La prudence s’impose lors de la prescription de rosuvastatine à fortes doses ou en cas d’insuffisance rénale sévère !

« Par rapport à l’atorvastatine, la rosuvastatine est associée à un risque accru d’hématurie, de protéinurie et d’insuffisance rénale. Parmi les patients ayant un débit de filtration glomérulaire estimé (DFGe) < 30 ml/min par 1,73 m2, 44 % se sont vus prescrire une dose quotidienne de rosuvastatine supérieure à la dose quotidienne recommandée de 10 mg. Les résultats de cette nouvelle étude montrent qu’il faut être prudent lors de la prescription de la rosuvastatine, en particulier chez les patients qui prennent des doses élevées ou chez les patients souffrant d’insuffisance rénale. »

Le message de l’auteur ne pourrait être plus clair. Cette étude américaine de très grande envergure porte sur l’analyse des données médicales de près d’un million de personnes traitées par une statine dans 40 réseaux de soins de santé aux États-Unis. L’objectif était de déterminer les risques d’hématurie, de protéinurie et d’insuffisance rénale en lien avec la prise de rosuvastatine. Pour ce faire, l’équipe de chercheurs américains a consulté les dossiers électroniques de 152 101 patients sous rosuvastatine depuis un certain temps et de 795 799 patients qui recevaient depuis peu ce médicament. L’analyse a été réalisée entre 2011 à 2019.

Lien entre la rosuvastatine et un risque accru d’insuffisance rénale

Pendant une période de suivi de 3,1 ans en moyenne, les chercheurs ont observé une hématurie chez 2,9 % des patients et une protéinurie chez 1,0 %. Dans l’introduction de cet article, vous avez pu lire que la rosuvastatine, par rapport à l’atorvastatine, était associée à un risque accru d’hématurie (HR : 1,08% ; IC 95% : 1,04-1,11), de protéinurie (HR : 1,17 ; IC 95% : 1,10-1,25) et d’insuffisance rénale (HR : 1,15 ; IC 95% : 1,02-1,30).

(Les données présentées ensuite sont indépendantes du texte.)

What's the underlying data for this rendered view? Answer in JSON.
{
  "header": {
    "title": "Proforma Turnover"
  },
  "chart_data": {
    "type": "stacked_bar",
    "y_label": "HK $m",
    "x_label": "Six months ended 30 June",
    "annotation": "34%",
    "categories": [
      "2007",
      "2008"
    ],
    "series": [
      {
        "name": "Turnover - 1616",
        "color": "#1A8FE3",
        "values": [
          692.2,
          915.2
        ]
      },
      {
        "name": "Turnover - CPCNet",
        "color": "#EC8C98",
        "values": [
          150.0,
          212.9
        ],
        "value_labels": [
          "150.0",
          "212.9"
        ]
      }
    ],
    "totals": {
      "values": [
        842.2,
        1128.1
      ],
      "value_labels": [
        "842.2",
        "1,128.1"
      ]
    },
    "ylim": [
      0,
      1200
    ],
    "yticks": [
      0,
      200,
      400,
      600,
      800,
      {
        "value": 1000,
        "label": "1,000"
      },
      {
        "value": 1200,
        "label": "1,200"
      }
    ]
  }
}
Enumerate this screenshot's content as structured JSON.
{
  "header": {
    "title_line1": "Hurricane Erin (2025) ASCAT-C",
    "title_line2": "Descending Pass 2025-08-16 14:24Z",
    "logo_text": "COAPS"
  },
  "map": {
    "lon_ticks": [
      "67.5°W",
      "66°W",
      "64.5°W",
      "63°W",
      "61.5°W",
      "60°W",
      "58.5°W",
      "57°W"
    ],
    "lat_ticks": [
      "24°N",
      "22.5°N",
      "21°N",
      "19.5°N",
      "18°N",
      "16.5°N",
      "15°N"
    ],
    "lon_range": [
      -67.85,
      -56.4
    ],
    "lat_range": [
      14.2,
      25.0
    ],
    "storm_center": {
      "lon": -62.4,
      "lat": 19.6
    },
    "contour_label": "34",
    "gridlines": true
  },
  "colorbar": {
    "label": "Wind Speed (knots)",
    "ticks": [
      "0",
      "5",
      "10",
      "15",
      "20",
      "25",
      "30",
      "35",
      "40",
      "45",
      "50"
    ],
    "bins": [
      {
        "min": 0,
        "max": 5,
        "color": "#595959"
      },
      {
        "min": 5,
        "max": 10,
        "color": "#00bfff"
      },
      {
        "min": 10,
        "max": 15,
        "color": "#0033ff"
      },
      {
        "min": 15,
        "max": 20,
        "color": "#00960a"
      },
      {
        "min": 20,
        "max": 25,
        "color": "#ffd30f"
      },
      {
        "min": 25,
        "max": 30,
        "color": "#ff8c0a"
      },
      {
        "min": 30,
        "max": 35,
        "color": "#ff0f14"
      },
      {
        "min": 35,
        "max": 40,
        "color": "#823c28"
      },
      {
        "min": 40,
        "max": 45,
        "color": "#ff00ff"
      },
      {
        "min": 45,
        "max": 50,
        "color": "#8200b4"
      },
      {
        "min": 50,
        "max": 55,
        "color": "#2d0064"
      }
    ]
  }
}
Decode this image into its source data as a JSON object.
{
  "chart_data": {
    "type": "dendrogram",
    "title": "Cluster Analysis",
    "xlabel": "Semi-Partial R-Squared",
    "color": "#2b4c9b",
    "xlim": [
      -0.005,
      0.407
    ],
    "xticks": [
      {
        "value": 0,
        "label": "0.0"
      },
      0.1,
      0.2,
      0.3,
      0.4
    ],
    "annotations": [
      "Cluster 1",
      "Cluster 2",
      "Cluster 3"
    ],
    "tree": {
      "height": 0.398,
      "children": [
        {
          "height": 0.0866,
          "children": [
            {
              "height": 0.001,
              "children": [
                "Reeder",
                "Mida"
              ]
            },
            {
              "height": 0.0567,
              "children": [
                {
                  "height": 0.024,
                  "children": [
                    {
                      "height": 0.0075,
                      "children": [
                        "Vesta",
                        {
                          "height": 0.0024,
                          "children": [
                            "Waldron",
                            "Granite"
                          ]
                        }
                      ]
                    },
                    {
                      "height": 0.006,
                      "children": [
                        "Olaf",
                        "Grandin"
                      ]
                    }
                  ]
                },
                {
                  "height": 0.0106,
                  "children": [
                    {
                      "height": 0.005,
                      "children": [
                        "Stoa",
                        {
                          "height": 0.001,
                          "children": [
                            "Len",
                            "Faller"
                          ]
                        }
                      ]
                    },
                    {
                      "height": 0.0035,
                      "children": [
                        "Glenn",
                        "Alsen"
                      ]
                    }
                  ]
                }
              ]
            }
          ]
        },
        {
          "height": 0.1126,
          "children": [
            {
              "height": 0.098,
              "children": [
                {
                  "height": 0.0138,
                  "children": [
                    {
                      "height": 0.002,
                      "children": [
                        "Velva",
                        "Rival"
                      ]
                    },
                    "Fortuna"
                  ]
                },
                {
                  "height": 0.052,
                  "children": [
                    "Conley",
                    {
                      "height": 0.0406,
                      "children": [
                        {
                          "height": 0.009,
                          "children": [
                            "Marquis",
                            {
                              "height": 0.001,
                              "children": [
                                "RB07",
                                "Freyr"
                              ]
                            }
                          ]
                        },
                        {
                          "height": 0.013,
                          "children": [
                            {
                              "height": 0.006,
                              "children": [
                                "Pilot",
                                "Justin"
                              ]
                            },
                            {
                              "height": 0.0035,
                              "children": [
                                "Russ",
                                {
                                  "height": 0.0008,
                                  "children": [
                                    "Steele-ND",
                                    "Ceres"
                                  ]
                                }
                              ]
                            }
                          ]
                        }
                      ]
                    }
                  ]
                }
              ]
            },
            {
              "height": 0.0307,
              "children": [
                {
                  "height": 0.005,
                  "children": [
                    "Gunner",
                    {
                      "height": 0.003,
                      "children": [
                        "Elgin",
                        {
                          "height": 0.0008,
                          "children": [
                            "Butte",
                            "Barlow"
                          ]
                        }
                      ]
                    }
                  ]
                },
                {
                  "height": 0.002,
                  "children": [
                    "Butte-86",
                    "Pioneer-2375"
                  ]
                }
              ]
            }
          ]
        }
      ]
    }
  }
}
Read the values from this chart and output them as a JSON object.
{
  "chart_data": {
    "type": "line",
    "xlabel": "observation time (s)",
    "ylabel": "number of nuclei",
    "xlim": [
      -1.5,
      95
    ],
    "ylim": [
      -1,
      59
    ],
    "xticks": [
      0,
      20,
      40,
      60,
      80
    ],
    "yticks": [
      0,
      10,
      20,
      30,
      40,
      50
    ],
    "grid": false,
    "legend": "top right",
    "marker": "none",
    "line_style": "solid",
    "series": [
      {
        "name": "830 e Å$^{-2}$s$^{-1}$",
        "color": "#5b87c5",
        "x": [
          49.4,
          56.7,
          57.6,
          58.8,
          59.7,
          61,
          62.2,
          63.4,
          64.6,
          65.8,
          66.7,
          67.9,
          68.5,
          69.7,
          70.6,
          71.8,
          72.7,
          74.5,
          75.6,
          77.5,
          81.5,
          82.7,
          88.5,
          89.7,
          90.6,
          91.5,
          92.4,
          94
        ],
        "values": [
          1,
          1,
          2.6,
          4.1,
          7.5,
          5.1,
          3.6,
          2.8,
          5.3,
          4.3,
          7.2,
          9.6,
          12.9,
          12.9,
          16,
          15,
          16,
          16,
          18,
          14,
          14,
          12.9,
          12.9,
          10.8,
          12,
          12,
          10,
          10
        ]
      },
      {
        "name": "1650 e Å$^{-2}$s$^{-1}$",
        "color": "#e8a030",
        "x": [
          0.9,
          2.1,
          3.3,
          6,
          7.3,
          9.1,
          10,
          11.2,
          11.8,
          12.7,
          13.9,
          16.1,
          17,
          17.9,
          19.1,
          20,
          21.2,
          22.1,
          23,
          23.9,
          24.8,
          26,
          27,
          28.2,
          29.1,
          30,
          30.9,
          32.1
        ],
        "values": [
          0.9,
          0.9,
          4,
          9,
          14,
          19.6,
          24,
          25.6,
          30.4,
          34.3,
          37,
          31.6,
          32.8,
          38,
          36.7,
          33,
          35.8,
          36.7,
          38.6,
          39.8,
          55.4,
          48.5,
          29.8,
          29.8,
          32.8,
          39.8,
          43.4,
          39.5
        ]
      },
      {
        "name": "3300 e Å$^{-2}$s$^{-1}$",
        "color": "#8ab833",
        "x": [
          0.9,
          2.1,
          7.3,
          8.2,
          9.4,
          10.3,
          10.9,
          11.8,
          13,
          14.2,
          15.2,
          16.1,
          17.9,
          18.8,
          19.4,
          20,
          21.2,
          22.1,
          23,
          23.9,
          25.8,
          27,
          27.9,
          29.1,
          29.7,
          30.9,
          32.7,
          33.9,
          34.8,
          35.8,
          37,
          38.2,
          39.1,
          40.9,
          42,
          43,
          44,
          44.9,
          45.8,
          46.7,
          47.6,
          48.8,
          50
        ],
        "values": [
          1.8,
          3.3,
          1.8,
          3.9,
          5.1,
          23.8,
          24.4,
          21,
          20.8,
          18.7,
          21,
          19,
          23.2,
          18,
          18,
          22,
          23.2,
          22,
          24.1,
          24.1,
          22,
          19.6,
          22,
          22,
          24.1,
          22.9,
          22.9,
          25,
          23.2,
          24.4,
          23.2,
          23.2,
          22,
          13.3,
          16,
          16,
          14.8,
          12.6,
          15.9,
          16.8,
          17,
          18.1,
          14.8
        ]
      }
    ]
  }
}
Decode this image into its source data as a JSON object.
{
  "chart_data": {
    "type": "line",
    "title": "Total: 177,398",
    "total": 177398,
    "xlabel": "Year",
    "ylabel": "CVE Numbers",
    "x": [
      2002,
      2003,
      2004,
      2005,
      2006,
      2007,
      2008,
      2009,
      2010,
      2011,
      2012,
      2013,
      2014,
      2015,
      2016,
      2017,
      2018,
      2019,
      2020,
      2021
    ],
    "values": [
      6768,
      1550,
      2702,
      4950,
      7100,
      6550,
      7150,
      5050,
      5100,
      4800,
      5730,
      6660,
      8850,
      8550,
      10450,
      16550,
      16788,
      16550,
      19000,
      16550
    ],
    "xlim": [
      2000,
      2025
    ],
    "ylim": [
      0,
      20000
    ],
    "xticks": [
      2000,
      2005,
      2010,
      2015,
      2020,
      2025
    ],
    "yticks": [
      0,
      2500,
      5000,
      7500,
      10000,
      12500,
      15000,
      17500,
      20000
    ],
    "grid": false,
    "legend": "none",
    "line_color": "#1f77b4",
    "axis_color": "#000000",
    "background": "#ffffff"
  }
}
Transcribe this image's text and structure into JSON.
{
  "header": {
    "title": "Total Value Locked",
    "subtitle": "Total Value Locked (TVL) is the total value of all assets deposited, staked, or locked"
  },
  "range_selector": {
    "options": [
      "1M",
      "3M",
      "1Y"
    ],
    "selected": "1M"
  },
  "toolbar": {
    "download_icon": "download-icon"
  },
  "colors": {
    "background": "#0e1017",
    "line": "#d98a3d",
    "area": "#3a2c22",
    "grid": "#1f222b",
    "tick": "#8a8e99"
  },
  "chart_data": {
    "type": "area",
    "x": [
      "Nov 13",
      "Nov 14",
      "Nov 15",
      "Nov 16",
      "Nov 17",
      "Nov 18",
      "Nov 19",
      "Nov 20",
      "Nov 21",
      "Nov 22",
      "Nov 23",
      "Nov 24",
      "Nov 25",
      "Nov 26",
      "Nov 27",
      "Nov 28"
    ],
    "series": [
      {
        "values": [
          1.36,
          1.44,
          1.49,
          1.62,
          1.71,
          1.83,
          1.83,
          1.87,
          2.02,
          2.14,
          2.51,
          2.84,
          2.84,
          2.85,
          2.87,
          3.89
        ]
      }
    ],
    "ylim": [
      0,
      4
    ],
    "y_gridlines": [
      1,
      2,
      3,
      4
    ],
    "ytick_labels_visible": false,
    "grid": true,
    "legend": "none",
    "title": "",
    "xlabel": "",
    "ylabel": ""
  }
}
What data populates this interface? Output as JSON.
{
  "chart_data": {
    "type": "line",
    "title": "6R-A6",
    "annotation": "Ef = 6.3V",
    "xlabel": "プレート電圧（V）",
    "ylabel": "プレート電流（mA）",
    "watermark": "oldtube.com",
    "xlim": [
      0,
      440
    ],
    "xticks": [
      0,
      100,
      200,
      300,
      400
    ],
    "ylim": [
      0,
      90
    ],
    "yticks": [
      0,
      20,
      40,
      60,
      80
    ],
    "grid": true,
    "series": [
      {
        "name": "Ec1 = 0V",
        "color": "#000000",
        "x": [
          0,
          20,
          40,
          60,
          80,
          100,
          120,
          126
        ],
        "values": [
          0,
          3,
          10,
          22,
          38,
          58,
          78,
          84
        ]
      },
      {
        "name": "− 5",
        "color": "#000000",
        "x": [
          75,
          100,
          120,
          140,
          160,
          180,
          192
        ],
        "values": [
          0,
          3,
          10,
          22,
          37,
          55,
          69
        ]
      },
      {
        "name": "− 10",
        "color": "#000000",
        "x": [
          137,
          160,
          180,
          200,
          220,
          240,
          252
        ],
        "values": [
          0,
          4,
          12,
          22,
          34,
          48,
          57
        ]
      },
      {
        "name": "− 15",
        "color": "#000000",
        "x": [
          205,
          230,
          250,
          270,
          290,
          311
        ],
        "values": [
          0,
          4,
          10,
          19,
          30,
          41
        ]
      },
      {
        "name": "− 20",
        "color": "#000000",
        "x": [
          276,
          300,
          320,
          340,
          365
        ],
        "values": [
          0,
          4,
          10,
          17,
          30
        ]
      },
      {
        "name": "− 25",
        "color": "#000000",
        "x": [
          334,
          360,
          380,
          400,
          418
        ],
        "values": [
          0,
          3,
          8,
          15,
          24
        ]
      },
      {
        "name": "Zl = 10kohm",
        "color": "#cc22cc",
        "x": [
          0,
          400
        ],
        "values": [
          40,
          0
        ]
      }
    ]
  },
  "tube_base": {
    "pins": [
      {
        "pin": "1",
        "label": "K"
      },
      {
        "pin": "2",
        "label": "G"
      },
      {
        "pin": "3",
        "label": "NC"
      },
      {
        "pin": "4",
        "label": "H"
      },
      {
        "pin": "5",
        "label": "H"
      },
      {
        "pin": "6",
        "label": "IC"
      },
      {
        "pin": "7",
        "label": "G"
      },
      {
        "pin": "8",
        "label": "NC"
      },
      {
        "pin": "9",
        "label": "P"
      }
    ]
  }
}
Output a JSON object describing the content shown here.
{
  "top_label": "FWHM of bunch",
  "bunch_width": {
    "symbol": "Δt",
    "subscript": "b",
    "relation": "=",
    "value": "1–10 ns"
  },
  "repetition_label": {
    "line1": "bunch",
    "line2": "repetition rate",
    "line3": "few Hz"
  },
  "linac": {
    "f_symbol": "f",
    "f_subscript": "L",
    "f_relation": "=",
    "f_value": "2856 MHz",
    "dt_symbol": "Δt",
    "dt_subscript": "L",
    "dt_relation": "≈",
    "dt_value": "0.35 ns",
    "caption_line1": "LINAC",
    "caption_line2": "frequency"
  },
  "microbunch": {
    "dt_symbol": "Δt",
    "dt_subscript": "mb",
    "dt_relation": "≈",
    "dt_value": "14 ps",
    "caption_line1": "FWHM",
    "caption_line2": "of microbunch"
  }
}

Une grande proportion de patients (44%) ayant un DFGe <30 ml/min par 1,73m2 se sont vus prescrire une dose plus élevée de rosuvastatine (20 ou 40 mg par jour). Plus la dose de rosuvastatine est élevée et plus le risque est important. Les risques de protéinurie et d’hématurie sous statines ont été régulièrement étudiés, mais les mécanismes sous-jacents restent peu clairs. Cette étude a le mérite d’être l’une des plus grandes études comparant le risque de la rosuvastatine à celui de l’atorvastatine pour toutes les valeurs de DFGe dans une population hétérogène.

Contrairement à ce qui a été démontré dans des études antérieures, la rosuvastatine présente un risque d’effets indésirables proportionnel à la dose. Selon les auteurs, ces résultats incitent à une plus grande prudence dans la prescription et le suivi de la rosuvastatine en particulier chez les patients qui reçoivent des doses élevées ou qui souffrent d’insuffisance rénale sévère.

De nombreuses recherches sont encore nécessaires en raison des grandes différences qui existent entre la pratique clinique actuelle et les recommandations de la Food and Drug Administration (FDA). Enfin, on a constaté une association entre la prise de rosuvastatine et un risque accru d’insuffisance rénale, tandis que les avantages cardiovasculaires restaient identiques.